There are some records worth noting in the new Xeon E7 generation, not all just because of that process shrink. These are the first general purpose CPUs with full - not simplified - cores that have 10 cores per die. Then, they are also the first single die CPUs with 30MB of shared L3 cache, on top of huge L2 caches within each CPU core. Furthermore, with the AES cryptography instruction acceleration in there, this being Westmere, a four socket, 40 core box with 128GB of RAM is probably one of the best password cracking or decryption machines around.
Looking at the outside system infrastructure, Intel hasn't changed anything. The memory is still DDR3-1066 with support for 1.35v DIMM modules, although it shouldn't have been too hard to validate the 1333 speed grade for more bandwidth sensitive usage models.
The recent supercomputing benchmark tests on the 256 socket SGI Altix UV system here in Singapore showed that, after upgrading from Nehalem EX to the same frequency 2.66GHz Westmere EX but with eight cores per socket instead of six, there was no slowdown per core even in memory related applications. This means that the existing memory system had sufficient buffering to feed the additional cores anyway. So, the scalability is there even with more cores per socket.
If we look at the top end model, the 10 core 2.4GHz Xeon E7-8870 with 30MB of L3 cache sitting on a wide ring bus, the processor can provide theoretical 96 double precision GFLOPs per socket, or 384 GFLOPs in a typical quad socket box with a few terabytes of RAM. These systems aren't mainly aimed at HPC but rather enterprise commercial use, with all the redundancy, error correction and reliability features that come with them, perhaps approaching those of mainframes. Even the E7-4870 four socket version that we will review soon has the very same features and capabilities, just limited to 'only' 40 cores and 1TB of RAM in a small single box.

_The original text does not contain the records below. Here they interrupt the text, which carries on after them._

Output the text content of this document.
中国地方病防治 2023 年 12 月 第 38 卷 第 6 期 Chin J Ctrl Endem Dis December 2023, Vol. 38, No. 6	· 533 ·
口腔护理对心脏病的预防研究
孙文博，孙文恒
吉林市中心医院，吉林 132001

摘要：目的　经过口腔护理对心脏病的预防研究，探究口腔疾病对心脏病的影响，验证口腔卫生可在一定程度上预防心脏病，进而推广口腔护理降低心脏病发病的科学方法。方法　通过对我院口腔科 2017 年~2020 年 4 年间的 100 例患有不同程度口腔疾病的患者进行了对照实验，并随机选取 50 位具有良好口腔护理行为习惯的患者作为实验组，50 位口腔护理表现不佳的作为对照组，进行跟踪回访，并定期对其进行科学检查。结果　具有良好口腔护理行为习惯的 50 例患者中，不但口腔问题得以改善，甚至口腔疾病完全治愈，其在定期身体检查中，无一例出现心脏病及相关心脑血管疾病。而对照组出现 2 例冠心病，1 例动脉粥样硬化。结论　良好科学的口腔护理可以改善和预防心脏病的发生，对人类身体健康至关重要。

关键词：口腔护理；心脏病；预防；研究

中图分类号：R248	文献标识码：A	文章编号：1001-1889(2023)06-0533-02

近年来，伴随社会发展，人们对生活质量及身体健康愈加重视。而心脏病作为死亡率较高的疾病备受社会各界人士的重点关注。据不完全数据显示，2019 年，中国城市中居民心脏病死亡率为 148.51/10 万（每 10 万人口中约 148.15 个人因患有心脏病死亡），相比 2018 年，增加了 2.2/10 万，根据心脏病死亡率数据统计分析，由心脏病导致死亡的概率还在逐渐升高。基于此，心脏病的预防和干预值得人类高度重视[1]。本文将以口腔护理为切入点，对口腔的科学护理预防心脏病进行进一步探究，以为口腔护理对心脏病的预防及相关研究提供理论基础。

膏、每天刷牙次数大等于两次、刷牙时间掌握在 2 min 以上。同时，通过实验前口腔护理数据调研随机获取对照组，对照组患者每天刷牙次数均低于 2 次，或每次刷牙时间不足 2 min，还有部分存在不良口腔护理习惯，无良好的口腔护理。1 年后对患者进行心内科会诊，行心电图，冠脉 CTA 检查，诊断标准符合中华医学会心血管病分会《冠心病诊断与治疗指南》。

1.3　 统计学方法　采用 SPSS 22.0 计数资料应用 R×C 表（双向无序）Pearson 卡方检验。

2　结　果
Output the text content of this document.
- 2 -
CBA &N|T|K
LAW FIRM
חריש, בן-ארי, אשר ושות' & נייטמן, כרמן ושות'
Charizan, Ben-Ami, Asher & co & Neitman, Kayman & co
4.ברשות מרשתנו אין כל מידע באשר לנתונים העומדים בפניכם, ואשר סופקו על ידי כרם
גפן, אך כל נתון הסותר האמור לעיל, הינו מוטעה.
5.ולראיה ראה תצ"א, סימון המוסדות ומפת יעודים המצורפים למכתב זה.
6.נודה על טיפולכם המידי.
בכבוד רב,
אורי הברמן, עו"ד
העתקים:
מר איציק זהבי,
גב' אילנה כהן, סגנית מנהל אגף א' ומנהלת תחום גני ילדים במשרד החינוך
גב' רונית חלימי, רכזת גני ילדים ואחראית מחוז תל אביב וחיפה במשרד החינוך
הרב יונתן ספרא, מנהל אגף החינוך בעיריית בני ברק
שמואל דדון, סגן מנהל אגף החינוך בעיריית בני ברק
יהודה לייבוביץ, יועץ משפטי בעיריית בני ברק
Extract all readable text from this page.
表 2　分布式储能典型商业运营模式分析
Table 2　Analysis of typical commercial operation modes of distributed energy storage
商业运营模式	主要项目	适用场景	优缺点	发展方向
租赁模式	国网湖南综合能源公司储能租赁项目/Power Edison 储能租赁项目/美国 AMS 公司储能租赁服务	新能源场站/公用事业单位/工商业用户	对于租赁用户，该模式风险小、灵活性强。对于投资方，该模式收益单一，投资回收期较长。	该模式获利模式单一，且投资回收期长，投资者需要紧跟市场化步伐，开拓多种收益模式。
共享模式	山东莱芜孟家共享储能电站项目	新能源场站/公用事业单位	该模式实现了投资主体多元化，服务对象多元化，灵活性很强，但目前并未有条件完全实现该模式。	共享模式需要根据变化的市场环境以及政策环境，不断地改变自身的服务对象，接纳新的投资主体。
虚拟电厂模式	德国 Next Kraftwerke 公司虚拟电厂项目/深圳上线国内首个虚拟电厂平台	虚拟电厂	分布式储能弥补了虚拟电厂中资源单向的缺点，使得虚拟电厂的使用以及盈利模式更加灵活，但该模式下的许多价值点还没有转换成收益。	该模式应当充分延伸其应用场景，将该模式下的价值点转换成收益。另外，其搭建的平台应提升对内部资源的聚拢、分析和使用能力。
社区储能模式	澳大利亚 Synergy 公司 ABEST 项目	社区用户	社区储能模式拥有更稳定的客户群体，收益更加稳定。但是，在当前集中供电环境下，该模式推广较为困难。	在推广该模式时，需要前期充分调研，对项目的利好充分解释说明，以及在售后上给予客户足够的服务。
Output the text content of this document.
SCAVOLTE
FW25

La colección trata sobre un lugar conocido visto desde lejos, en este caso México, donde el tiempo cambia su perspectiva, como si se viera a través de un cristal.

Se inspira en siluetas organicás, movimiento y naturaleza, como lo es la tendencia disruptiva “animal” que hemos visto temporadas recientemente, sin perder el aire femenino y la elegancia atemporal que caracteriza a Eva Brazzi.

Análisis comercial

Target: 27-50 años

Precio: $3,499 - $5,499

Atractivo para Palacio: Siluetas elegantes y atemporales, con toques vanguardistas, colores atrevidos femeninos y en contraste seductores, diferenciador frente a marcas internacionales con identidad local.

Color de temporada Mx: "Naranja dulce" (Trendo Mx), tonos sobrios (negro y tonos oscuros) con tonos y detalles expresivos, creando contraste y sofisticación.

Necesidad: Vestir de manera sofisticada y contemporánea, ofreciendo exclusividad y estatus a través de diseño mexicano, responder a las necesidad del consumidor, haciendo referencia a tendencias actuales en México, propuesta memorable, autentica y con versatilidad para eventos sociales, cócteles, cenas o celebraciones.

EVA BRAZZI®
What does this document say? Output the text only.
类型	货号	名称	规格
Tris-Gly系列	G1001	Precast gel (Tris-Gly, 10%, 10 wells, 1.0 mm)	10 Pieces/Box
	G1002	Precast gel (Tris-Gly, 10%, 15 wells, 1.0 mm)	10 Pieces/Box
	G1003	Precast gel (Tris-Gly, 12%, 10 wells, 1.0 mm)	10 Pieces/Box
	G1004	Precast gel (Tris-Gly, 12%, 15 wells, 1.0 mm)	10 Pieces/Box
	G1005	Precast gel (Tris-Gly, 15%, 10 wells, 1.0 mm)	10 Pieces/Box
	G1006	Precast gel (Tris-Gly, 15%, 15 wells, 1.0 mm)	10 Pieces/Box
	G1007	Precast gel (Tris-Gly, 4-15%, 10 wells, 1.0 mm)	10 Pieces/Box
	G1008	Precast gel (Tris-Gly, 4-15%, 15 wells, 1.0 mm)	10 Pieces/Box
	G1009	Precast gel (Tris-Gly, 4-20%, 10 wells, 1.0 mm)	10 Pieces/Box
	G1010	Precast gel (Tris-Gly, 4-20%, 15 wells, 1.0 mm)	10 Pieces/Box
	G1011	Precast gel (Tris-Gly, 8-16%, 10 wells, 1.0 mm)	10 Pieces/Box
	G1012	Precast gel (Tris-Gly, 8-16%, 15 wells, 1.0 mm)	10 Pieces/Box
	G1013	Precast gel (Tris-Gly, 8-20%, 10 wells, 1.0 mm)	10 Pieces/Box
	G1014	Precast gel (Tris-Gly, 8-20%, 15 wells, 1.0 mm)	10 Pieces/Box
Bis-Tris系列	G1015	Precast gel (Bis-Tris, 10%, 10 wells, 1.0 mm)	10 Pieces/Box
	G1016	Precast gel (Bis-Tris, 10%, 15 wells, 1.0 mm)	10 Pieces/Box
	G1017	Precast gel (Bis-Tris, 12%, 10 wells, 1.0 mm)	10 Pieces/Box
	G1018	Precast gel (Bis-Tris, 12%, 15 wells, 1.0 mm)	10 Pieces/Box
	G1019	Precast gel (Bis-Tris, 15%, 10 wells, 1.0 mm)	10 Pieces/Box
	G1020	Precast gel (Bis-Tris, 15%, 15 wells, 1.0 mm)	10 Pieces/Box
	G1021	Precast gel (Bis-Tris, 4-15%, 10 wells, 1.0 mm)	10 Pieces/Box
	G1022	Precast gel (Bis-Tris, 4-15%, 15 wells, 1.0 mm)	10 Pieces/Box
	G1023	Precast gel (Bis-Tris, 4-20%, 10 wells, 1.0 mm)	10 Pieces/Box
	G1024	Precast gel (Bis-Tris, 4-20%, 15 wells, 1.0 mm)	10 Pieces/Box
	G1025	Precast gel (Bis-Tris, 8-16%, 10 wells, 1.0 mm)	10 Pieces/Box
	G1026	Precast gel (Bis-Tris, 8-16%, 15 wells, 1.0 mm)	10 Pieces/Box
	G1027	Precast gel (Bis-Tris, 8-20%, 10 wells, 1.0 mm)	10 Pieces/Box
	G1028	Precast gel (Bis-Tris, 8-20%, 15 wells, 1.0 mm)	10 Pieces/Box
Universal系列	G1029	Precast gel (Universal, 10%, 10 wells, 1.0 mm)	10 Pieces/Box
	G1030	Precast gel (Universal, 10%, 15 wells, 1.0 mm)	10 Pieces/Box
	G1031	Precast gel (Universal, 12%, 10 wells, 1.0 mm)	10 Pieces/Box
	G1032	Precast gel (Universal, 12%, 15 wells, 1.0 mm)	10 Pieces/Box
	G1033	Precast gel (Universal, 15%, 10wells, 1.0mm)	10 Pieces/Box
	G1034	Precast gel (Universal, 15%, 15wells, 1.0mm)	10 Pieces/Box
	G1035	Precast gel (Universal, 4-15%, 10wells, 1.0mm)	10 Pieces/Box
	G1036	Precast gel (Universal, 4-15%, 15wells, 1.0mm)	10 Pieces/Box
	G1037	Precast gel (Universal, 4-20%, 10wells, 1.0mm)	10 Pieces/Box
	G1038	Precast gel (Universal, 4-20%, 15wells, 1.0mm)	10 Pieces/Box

And that's where some of the important impacts of the new chip come from. Here we have a combination of a full capability high core count processor with high bandwidth and capacity memory system, good scaling up to 80 cores in a simple, single box without extra hooks, and quite a decent reliability, availability, serviceability (RAS) feature set too. And all that running the usual - love it or hate it - x86 instruction set. So, this could upset the carts of quite a few other high end platforms.